5. Check your answer.

Once you have a potential synthesis, go back and make sure all of your reagents are compatible with the functional groups on your molecule. Make sure, for example, if you are proposing a Grignard reaction, that there are no alcohols or other incompatible functionalities on your reagent. Undergraduate organic professors often seem to take delight in creating challenging (read: tricky) exam questions, giving little partial credit for incorrect answers, so double check every detail of your synthesis for correctness. Which leads us to the most important tip at becoming good at multistep synthesis questions, which is:

6. Work lots of problems

There's no way around it, no magic formula. A good textbook will have plenty of problems to practice on.

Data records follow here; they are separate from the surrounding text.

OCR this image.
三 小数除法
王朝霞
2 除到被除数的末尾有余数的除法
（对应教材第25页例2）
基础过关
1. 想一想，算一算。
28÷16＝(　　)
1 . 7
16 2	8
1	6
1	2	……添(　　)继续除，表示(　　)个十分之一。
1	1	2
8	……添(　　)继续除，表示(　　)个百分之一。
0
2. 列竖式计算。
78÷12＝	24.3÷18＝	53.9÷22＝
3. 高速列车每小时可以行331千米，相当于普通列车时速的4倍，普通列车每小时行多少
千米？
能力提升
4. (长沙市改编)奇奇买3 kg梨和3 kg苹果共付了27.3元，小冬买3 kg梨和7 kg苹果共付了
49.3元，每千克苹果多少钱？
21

Start with easy synthesis problems to get the feel of what is required, then work your way to harder problems. Get help from a tutor if you need it. If you have a solutions manual to your text, don't refer to it until after you have completed the problem. Looking at the solution manual and thinking "yeah, I could do this problem," or "yeah, that looks about right," is no substitute for actually doing it. On an exam, the question will never be "Does this look right to you, check yes or no." So you'll need experience to get the feel of how to work problems. Get lots of experience. Working in groups can help, but make sure that you do the work yourself. Don't let someone else do it for you. You're on your own when exam time comes.